#start of lec 13
He has good news. he's excited to tell us about electric currents!
$my''+by'+ky=F_{o}\cos(\gamma t)$ the system has an applied force with a forcing frequency of $\gamma$ and an amplitude of $F_{o}$ (a constant)
$b^2-4mk<0$ (complex roots)
$y_{h}(t)=e^{-bt/2m}\left( c_{1}\cos\left( \frac{\sqrt{ 4mk-b^2 }}{2m} t\right)+c_{2}\sin\left( \frac{\sqrt{ 4mk-b^2 }}{2m} t\right) \right)$
$y_{h}(t)=Ae^{-bt/2m}\sin(\omega t+\phi)$ where $\omega$ is angular frequency and equals $\frac{\sqrt{ 4mk-b^2 }}{2m}$
where $Ae^{-bt/2m}$ is called the transient part of the equation (makes equation go to 0 as t->$\infty$)
We guess: $y_p=A_{1}\cos(\gamma t)+A_{2}\sin(\gamma t)$ where $\gamma\ne \omega$ because if $\gamma=\omega$ and b=0 then we would have to multiply our guess by t.
$A_{1}=\frac{F_{o}(k-m\gamma)}{(k-m\gamma^2)^2+b^2\gamma^2}$
$A_{2}=\frac{F_{o}b\gamma}{(k-m\gamma^2)^2+b^2\gamma^2}$
$y_{p}(t)=\frac{F_{o}}{(k-m\gamma^2)^2+b^2\gamma^2}((k-m\gamma^2 )\cos(\gamma t)+b\gamma \sin \gamma t)$
$\sin(\alpha+\beta)=\sin \alpha \cos \beta+\cos \alpha \sin \beta$
$k-m\gamma^2=A\sin \theta$
$br=A\cos \theta$
$A=\sqrt{ (k-m\gamma^2)^2+b^2\gamma^2 }$
$\tan \theta=\frac{k-m\gamma^2}{b\gamma}$
$y_{p}(t)=\frac{F_{o}}{(k-m\gamma^2)^2+b^2\gamma^2}((k-m\gamma^2 )\cos(\gamma t)+b\gamma \sin \gamma t)=\frac{F_{o}\sqrt{ (k-m\gamma^2)^2+b^2\gamma^2 }}{(k-m\gamma^2)^2+\beta^2\gamma^2}\sin(\gamma t+\theta)$
$=\frac{F_{o}}{\sqrt{ (k-m\gamma^2)^2+b^2\gamma^2 }}\sin(\gamma t+\theta)$
where we define $\mu(\gamma)=\frac{1}{(k-m\gamma^2)^2+b^2\gamma^2}$ called the gain factor
and the general solution is $y(t)=y_{h}(t)+y_{p}(t)$

see how y_h goes to zero but y_p stays? y_p is the steady state part of the solution. if you were to graph it you would see a wah wah effect that decays to zero.

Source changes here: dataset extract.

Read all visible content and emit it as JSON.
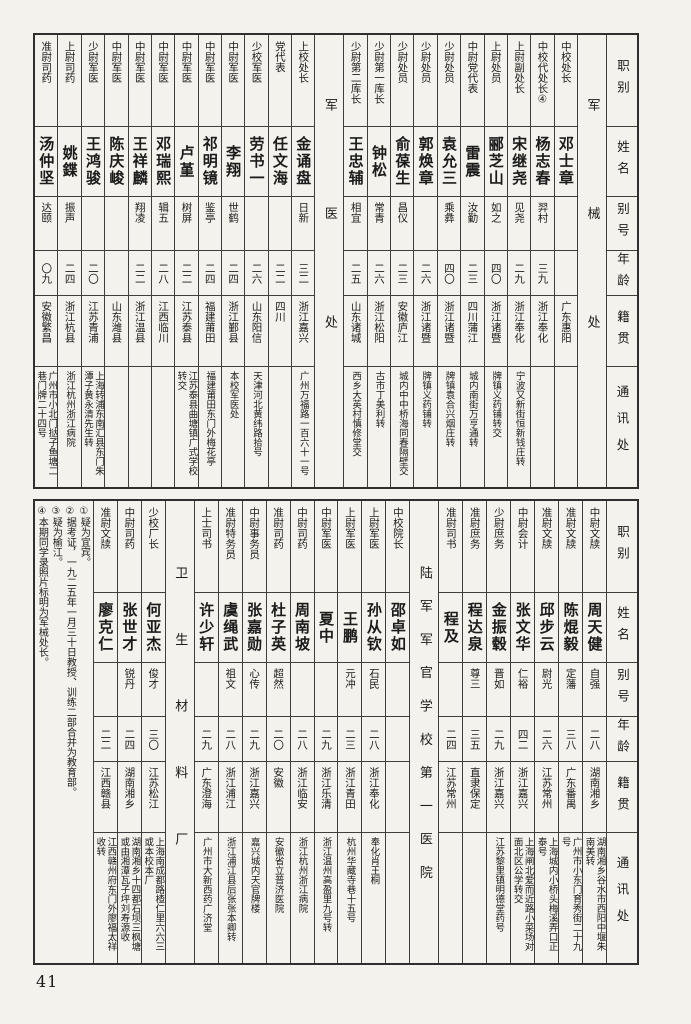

if we make the value in the denominator of the gain factor small the amplitude goes to a very high value, higher than $F_{o}$ this is equivalent to tuning a radio circuit to resonate to a certain transmitted frequency, the amplitude grows to a great value in the receiver when excited with the right frequency. This is resonance! as b (friction) decreases to zero we get stronger and stronger resonance.
lets find the maximum of the amplitude (resonance point)
$\mu'(\gamma)=-\frac{{2m^2\gamma\left( \gamma^2-\left( \frac{k}{m}-\frac{b^2}{2m^2} \right) \right)}}{[(k-m\gamma^2)^2+b^2\gamma^2]^{3/2}}=0$
cases: $\gamma=0$ not interesting, beacuse then the force applied is a constant force.
$\gamma_{r}=\sqrt{ \frac{k}{m}-\frac{b^2}{2m^2} }$ where the r means resonance
by taking second derivative$\mu_{max}(\gamma_{r})=\frac{2m}{b\sqrt{ 4mk-b^2 }}$
if $b^2\geq 4mk>2mk$ (overly damped/critically damped case) (no resonance, imaginary numbers) $\gamma=0$
if $b^2<2mk<4mk$ (assumed from the beginning above) then we get a resonant frequency $\gamma_{r}=\sqrt{\frac{  2mk-b^2}{2m^2}}$

what if b=0? (no resistance):
$my''+ky=F_{o}\cos(\gamma t)$
$y_{h}(t)=c_{1}\cos \omega t+c_{2}\sin \omega t$ , $\omega=\sqrt{ \frac{k}{m} }$
$=A\sin(\omega t+\phi)$

$y_{p}(t)=A_{1}\cos(\gamma t)+A_{2}\sin(\gamma t)$
assume $\gamma=\omega$ with zero resistance we get:
$y_{p}(t)=\frac{F_{o}}{2m\omega}t\sin \omega t \underset{ t\to \infty }{ \to }\infty$ (your circuit blows up! Or equivalently, your bridge collapses.)
#end of lec 13